Ekonomi

Mahfi Eğilmez: Savaş ekonomisi

"Enflasyon yüzde 50, bankalar mevduat faizini yüzde 16'ya düşürüyor. Negatif reel faiz yüzde 34. Yanlışta ısrar ediyor ve insanları TL yerine dövize, altına ve aynı kapıya çıkan kur korumalı mevduata yöneltiyoruz. Bu gidiş, bu ortamda başımıza çok sorun açacak."

22 Şubat 2022 11:42

Dr. Mahfi Eğilmez*

Rusya’nın, Ukrayna’da kendilerini bağımsız birer devlet olarak ilan eden Donetsk ve Luhansk’ı tanımasıyla doruk noktasına tırmanan uluslararası gerilimin Nato ile Rusya arasında bir savaşa dönüşmesi olasılığı bir anda dünya gündeminin ilk sırasına oturmuş bulunuyor. Her konuda olduğu gibi bu konunun da içinde birçok farklı mesele var. Bunlardan birisi de ekonomilere neler olacağı meselesi.  

Savaş üç türlü tanımlanıyor: (1) İki ya da daha fazla devlet arasında ortaya çıkan ekonomik, siyasal ya da dinsel anlaşmazlıklar nedeniyle, bu devletlerin birbirlerine karşı ordularıyla giriştikleri silahlı mücadele (uluslararası savaş.) (2) Bir ülkenin içinde, farklı grupların, yönetimi ele geçirmek için giriştikleri silahlı mücadele (iç savaş.) (3) İki ya da daha fazla devlet arasında silahlı mücadeleye dönüşmeyen ama her an dönüşebilecekmiş gibi görünen siyasal gerginlik hali (soğuk savaş.)
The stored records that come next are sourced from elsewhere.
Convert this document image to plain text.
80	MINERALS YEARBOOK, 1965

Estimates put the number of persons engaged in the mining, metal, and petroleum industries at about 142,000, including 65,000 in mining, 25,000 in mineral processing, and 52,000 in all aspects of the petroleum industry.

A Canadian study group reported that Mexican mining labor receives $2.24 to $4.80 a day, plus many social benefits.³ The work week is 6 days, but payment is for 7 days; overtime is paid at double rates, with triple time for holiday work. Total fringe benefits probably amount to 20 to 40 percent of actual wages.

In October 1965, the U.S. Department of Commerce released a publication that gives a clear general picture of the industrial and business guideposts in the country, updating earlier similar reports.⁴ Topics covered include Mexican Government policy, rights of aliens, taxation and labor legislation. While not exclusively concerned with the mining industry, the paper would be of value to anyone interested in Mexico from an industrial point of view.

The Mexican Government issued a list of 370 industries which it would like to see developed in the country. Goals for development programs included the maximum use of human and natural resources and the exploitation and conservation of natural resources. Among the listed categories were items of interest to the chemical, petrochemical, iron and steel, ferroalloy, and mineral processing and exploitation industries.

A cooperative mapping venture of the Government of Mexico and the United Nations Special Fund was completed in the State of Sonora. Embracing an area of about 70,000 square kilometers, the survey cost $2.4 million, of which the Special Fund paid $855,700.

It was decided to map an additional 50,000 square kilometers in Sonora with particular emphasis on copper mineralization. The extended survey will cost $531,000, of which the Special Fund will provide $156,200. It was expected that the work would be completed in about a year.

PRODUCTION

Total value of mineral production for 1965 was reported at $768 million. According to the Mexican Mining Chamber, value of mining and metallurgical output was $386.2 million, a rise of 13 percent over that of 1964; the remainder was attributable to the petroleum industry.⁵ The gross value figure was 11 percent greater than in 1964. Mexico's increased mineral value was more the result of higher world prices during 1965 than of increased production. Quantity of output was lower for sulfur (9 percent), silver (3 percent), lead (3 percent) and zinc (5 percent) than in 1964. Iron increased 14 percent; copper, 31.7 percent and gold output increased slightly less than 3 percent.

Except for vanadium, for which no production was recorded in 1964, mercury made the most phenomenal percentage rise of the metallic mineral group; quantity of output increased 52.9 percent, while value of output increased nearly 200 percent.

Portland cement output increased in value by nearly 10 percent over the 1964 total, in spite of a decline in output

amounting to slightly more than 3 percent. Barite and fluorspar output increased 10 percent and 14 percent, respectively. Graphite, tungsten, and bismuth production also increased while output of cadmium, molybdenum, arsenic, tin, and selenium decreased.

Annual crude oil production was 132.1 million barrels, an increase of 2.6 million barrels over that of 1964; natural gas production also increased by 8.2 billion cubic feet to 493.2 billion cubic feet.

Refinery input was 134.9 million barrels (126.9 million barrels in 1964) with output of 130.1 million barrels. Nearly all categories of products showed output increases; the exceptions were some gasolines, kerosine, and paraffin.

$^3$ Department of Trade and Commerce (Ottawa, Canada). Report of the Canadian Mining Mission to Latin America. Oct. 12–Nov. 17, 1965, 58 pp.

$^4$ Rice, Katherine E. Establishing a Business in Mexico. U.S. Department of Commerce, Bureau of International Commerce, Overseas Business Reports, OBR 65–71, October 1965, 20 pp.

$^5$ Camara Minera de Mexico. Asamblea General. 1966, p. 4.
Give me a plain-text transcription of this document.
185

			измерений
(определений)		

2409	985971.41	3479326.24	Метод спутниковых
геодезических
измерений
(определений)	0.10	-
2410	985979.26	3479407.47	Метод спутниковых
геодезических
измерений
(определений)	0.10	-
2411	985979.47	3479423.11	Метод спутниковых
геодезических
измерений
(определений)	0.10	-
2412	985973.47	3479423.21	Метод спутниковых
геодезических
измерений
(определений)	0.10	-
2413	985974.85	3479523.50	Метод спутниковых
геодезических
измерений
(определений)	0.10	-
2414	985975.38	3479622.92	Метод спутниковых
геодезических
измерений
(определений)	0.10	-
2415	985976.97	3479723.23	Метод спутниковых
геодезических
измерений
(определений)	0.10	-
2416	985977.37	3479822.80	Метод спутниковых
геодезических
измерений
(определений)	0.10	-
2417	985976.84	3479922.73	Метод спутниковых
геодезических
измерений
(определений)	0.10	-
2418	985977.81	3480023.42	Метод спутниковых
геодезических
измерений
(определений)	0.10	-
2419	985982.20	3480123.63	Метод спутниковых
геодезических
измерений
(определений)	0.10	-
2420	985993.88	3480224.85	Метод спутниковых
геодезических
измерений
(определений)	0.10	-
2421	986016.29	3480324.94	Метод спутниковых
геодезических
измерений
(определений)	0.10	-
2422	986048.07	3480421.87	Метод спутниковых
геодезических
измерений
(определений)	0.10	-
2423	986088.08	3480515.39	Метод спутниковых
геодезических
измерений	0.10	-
Küresel sistemde bir devlet bu üç tür savaşın hiçbirinde fiilen yer almasa bile savaş halinden etkileniyor. Bugün konu olan savaş türü şimdilik üçüncü grupta yer alan soğuk savaş türü. Bugünkü görünüm itibarıyla Ukrayna da ABD de NATO da, Rusya’nın Donetsk ve Luhansk’ı bağımsız devletler olarak tanımasına ve onlara destek olmak için oralara asker yollamasına askeri yoldan karşılık vermediler. Şu ana kadar ABD ve Avrupa birtakım hafif ambargo uygulamalarından söz ediyorlar. Rusya, Ukrayna’nın geri kalanı için de işgal girişiminde bulunursa ambargonun ağırlaşacağı ileri sürülüyor. ABD tarafı için pek bir şey söylenemez ama ambargo konusunda Avrupa’nın elinin çok güçlü olduğunu ileri sürmek pek mümkün değil. Avrupa’nın en önemli doğal gaz sağlayıcısı Rusya olduğu için onun da karşı ambargo olarak doğalgazı kesmesi söz konusu olabilir. Böyle bir durumda Rusya’nın doğalgazı satma olanağı azalacağından çok önemli bir gelir kaybıyla karşılaşması kaçınılmaz olacaktır. Bu görünüm zor bir denklemle karşı karşıya olacağımızı ve konunun çok uzayabileceğini gösteriyor. Türkiye, Rusya’nın Donetsk ve Luhansk cumhuriyetlerini tanıma kararını kabul edilmez bulduğunu ve reddettiğini açıkladı.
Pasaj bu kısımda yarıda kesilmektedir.